(2013-12-05 00:51)furii Wrote:
(2013-12-04 22:27)lmyllari Wrote: The only thing missing is my hack that allows you to output full range and tell the display it is a limited range signal. It is only usable with software decoding and Gotham. Consider it an expert setting for now. See https://github.com/laurimyllari/OpenELEC...e8b603144a
can you explain why one would want to output full range but tell the display it is a limited range signal?
i'm currently using an nvidia card but am strongly considering switching to haswell and have been following your fixes which i assume translate to haswell in general and is not confined simply to the nuc. i have a vt50 and have yet to have it professionally calibrated (why bother when you aren't getting perfect input?) because of an issue i see with 1-Grayscale Ramp.mp4 where there is banding. from other posts on the forum it seems this is a result of xbmc expanding from limited to full and back or something. the comment in your commit leads me to believe this would be fixed.
I have a professionally calibrated plasma and can recommend it.
I think you mostly got the idea.

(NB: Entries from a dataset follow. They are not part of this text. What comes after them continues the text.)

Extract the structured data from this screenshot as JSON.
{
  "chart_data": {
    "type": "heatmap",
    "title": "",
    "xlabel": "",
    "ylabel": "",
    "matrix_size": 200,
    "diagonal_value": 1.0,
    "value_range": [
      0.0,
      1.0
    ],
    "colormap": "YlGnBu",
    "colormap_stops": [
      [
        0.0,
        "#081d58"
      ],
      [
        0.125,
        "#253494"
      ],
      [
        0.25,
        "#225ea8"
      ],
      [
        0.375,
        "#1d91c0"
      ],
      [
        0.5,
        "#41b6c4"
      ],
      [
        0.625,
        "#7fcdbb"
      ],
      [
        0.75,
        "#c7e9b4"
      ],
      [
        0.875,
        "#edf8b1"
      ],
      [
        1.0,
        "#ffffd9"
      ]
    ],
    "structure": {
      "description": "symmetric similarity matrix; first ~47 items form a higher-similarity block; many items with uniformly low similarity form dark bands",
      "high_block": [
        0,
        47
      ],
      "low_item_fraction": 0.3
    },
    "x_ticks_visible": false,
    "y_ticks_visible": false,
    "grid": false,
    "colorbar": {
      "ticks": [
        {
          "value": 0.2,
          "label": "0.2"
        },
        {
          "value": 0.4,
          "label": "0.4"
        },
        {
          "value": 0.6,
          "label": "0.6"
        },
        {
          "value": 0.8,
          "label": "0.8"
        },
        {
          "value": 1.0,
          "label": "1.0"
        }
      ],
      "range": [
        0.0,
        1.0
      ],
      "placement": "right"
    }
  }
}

It's not really about outputting full range, but rather not modifying the signal.
The banding comes from expanding luma from 16-235 to 0-255. This is done for typical PC monitors, which expect a full range signal. New Intel linux drivers by default give TVs a limited range signal, taking the expanded 0-255 and scaling it to 16-235. This does not eliminate the banding that was created by the original expansion, and original information below 16 and above 235 was already lost in that same step. (Why do they do it? It's the right thing according to the standards, and some TVs don't like full range -> crushed blacks.)
If the player software (xbmc in this case) decodes to 16-235 (meaning "don't change luminance, keep black at 16 and white at 235"), the video card outputs full range 0-255 (meaning "don't scale the levels, just output what you're given"), and display is set to limited range input (meaning "16 is black, 235 white"), we eliminate the banding in greyscale ramp (because the range is not scaled at any point) and keep blacker-than-black (luma values under 16) and white-than-white (luma values above 235).
If your plasma defaults to limited range RGB (and doesn't listen to the infoframes in the HDMI stream) or you can set limited range manually, you don't need anything special. Just set your player software to 16-235 (which you can now do with Gotham and software decoding) and make sure the video card doesn't change the signal (the xrandr broadcast range "Full" setting mentioned a lot in this thread). In my case, the monitor obeys the infoframes (and there are other devices connected to the same input preventing a manual setting), so I need a patch to switch it to limited range without altering the video signal.